Анализируя отношение к Достоевскому писателей-экспрессионистов, следует остановиться особо на вопросе об отражении мотивов Достоевского в творчестве другого пражского писателя, несравненно более крупного, чем Мейринк, произведения которого, особенно после второй мировой войны, получили общемировое признание, — Ф. Кафки (1883-1924).
Тема «Кафка и Достоевский» принадлежит к числу тех, которые получили широкую популярность едва ли не во всем мире в буржуазной философии и литературоведении после второй мировой войны. Под влиянием А. Камю, сблизившего Достоевского и Кафку, попытавшегося в своем «Мифе о Сизифе» опереться на их идеи для обоснования экзистенциалистской «философии абсурда», параллель между Кафкой и Достоевским стала одним из излюбленных «общих мест» современной идеалистической философии и литературоведения на Западе. В связи с этим в специальной научной литературе не только за рубежом, но и у нас возникла и приобрела довольно широкое распространение версия о значительном непосредственном литературно-художественном влиянии Достоевского на Кафку. В действительности, вопрос этот более сложен, чем он обычно представляется исследователям.
Из писем и дневников Ф. Кафки мы знаем, что он не только хорошо знал романы Достоевского, но и интересовался личностью великого русского художника, читал его письма. Кафка бережно хранил в своей памяти рассказ автора «Дневника писателя» о начале его творческого пути — «восхитительной минуте», пережитой им в ночь, когда Григорович и Некрасов ворвались к нему, чтобы выразить ему то восхищение, которое оба они испытали при чтении рукописи его первого романа. Но симптоматично, что из биографии Достоевского особое внимание Кафки привлек и особый интерес у него вызвал именно этот рассказ: как писатель и человек Кафка всю жизнь больше всего страдал от ощущения одиночества и непонятости. Его попытки установить прочное взаимопонимание с другими людьми и с читателями неизменно не удавались, вели в конце концов к еще большему обострению чувства непонятости и духовной неудовлетворенности. Поэтому рассказ о том горячем отклике, который «Бедные люди» нашли у первых своих читателей, и о восторге, который два молодых русских писателя испытали при знакомстве с первым творением никому еще не известного товарища должны были особенно поразить Кафку: минута страстного взаимопонимания и восторга, объединившая автора «Бедных людей» и его читателей, в восприятии Кафки приобрела значение своеобразного символа, атмосферы той социальной симпатии, единства и взаимного понимания людей, к которым страстно стремился сам Кафка и его любимые герои, но в чем им, в отличие от Достоевского, как сознавал чешско-немецкий писатель, — было отказано, отказано по причинам, которые так и остались неясными ему до конца жизни в силу недостаточного понимания Кафкой природы современного ему буржуазного общества и его социальных механизмов.
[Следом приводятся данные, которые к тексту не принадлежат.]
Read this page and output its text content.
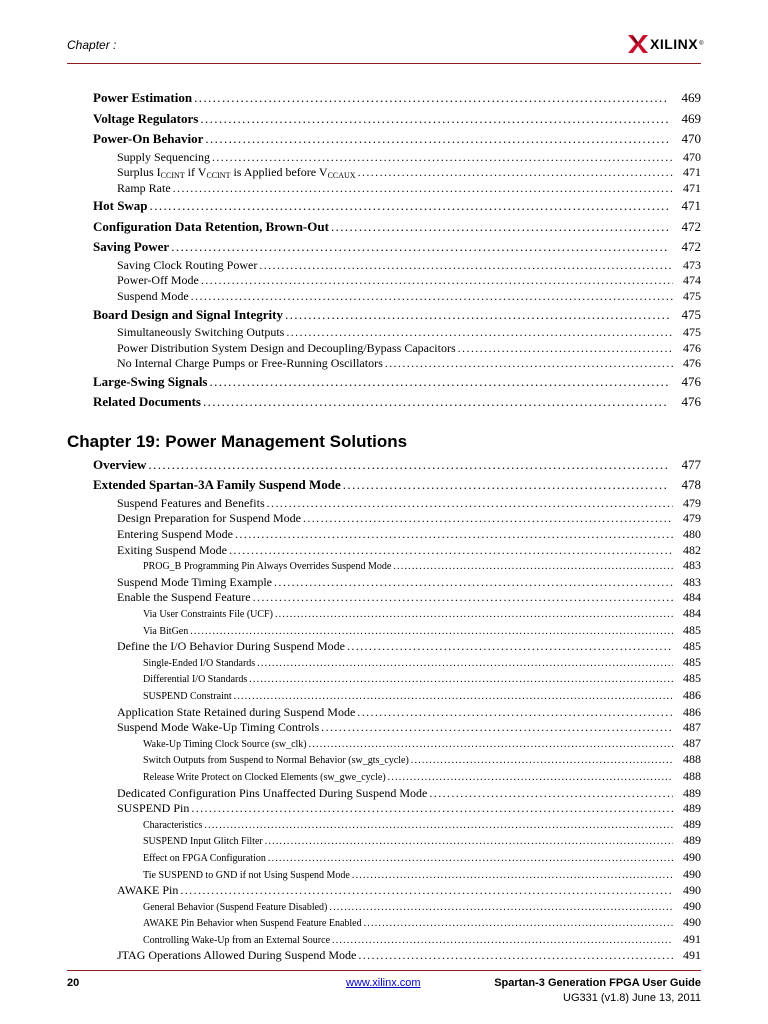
Chapter :	XILINX ®
Power Estimation .....	469
Voltage Regulators .....	469
Power-On Behavior .....	470
Supply Sequencing .....	470
Surplus $I_{CCINT}$ if $V_{CCINT}$ is Applied before $V_{CCAUX}$ .....	471
Ramp Rate .....	471
Hot Swap .....	471
Configuration Data Retention, Brown-Out .....	472
Saving Power .....	472
Saving Clock Routing Power .....	473
Power-Off Mode .....	474
Suspend Mode .....	475
Board Design and Signal Integrity .....	475
Simultaneously Switching Outputs .....	475
Power Distribution System Design and Decoupling/Bypass Capacitors .....	476
No Internal Charge Pumps or Free-Running Oscillators .....	476
Large-Swing Signals .....	476
Related Documents .....	476
Chapter 19: Power Management Solutions
Overview .....	477
Extended Spartan-3A Family Suspend Mode .....	478
Suspend Features and Benefits .....	479
Design Preparation for Suspend Mode .....	479
Entering Suspend Mode .....	480
Exiting Suspend Mode .....	482
PROG_B Programming Pin Always Overrides Suspend Mode .....	483
Suspend Mode Timing Example .....	483
Enable the Suspend Feature .....	484
Via User Constraints File (UCF) .....	484
Via BitGen .....	485
Define the I/O Behavior During Suspend Mode .....	485
Single-Ended I/O Standards .....	485
Differential I/O Standards .....	485
SUSPEND Constraint .....	486
Application State Retained during Suspend Mode .....	486
Suspend Mode Wake-Up Timing Controls .....	487
Wake-Up Timing Clock Source (sw_clk) .....	487
Switch Outputs from Suspend to Normal Behavior (sw_gts_cycle) .....	488
Release Write Protect on Clocked Elements (sw_gwe_cycle) .....	488
Dedicated Configuration Pins Unaffected During Suspend Mode .....	489
SUSPEND Pin .....	489
Characteristics .....	489
SUSPEND Input Glitch Filter .....	489
Effect on FPGA Configuration .....	490
Tie SUSPEND to GND if not Using Suspend Mode .....	490
AWAKE Pin .....	490
General Behavior (Suspend Feature Disabled) .....	490
AWAKE Pin Behavior when Suspend Feature Enabled .....	490
Controlling Wake-Up from an External Source .....	491
JTAG Operations Allowed During Suspend Mode .....	491
20	www.xilinx.com	Spartan-3 Generation FPGA User Guide
UG331 (v1.8) June 13, 2011
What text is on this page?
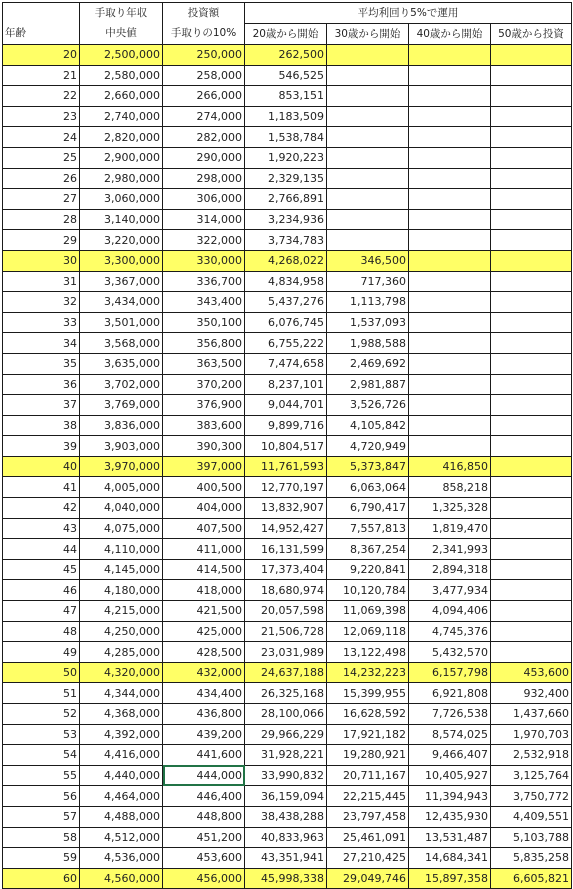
	手取り年収	投資額	平均利回り5%で運用			
年齢	中央値	手取りの10%	20歳から開始	30歳から開始	40歳から開始	50歳から投資
20	2,500,000	250,000	262,500			
21	2,580,000	258,000	546,525			
22	2,660,000	266,000	853,151			
23	2,740,000	274,000	1,183,509			
24	2,820,000	282,000	1,538,784			
25	2,900,000	290,000	1,920,223			
26	2,980,000	298,000	2,329,135			
27	3,060,000	306,000	2,766,891			
28	3,140,000	314,000	3,234,936			
29	3,220,000	322,000	3,734,783			
30	3,300,000	330,000	4,268,022	346,500		
31	3,367,000	336,700	4,834,958	717,360		
32	3,434,000	343,400	5,437,276	1,113,798		
33	3,501,000	350,100	6,076,745	1,537,093		
34	3,568,000	356,800	6,755,222	1,988,588		
35	3,635,000	363,500	7,474,658	2,469,692		
36	3,702,000	370,200	8,237,101	2,981,887		
37	3,769,000	376,900	9,044,701	3,526,726		
38	3,836,000	383,600	9,899,716	4,105,842		
39	3,903,000	390,300	10,804,517	4,720,949		
40	3,970,000	397,000	11,761,593	5,373,847	416,850	
41	4,005,000	400,500	12,770,197	6,063,064	858,218	
42	4,040,000	404,000	13,832,907	6,790,417	1,325,328	
43	4,075,000	407,500	14,952,427	7,557,813	1,819,470	
44	4,110,000	411,000	16,131,599	8,367,254	2,341,993	
45	4,145,000	414,500	17,373,404	9,220,841	2,894,318	
46	4,180,000	418,000	18,680,974	10,120,784	3,477,934	
47	4,215,000	421,500	20,057,598	11,069,398	4,094,406	
48	4,250,000	425,000	21,506,728	12,069,118	4,745,376	
49	4,285,000	428,500	23,031,989	13,122,498	5,432,570	
50	4,320,000	432,000	24,637,188	14,232,223	6,157,798	453,600
51	4,344,000	434,400	26,325,168	15,399,955	6,921,808	932,400
52	4,368,000	436,800	28,100,066	16,628,592	7,726,538	1,437,660
53	4,392,000	439,200	29,966,229	17,921,182	8,574,025	1,970,703
54	4,416,000	441,600	31,928,221	19,280,921	9,466,407	2,532,918
55	4,440,000	444,000	33,990,832	20,711,167	10,405,927	3,125,764
56	4,464,000	446,400	36,159,094	22,215,445	11,394,943	3,750,772
57	4,488,000	448,800	38,438,288	23,797,458	12,435,930	4,409,551
58	4,512,000	451,200	40,833,963	25,461,091	13,531,487	5,103,788
59	4,536,000	453,600	43,351,941	27,210,425	14,684,341	5,835,258
60	4,560,000	456,000	45,998,338	29,049,746	15,897,358	6,605,821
Особое внимание Кафки к рассказу Достоевского о его литературном дебюте и те ассоциации, которые этот рассказ вызвал у чешско-немецкого писателя-экспрессиониста, многое объясняют в его отношении к Достоевскому. В мире Достоевского он (это верно подчеркнуто К. М. Азадовским) искал «свое», «кафковское». Далеко не все в творчестве Достоевского, но лишь отдельные философско-символические мотивы его творчества оказались близки Кафке, заинтересовали его и получили прямое или косвенное отражение в его произведениях. Причем отражение это было неизменно связано с субъективно окрашенной переакцентировкой и трансформацией. Поэтому застывший, «черно-белый», графически схематический и вместе с тем алогичный мир романов и новелл Кафки даже в чисто стилистическом отношении составляет полную противоположность художественному миру русского романиста, где все находится в движении, изменении, росте и где каждый из множества человеческих характеров вызывает любопытство художника, так как образует для него особый объект пристального исследования, особую потенциально неисчерпаемую в своих возможностях духовную и физическую реальность.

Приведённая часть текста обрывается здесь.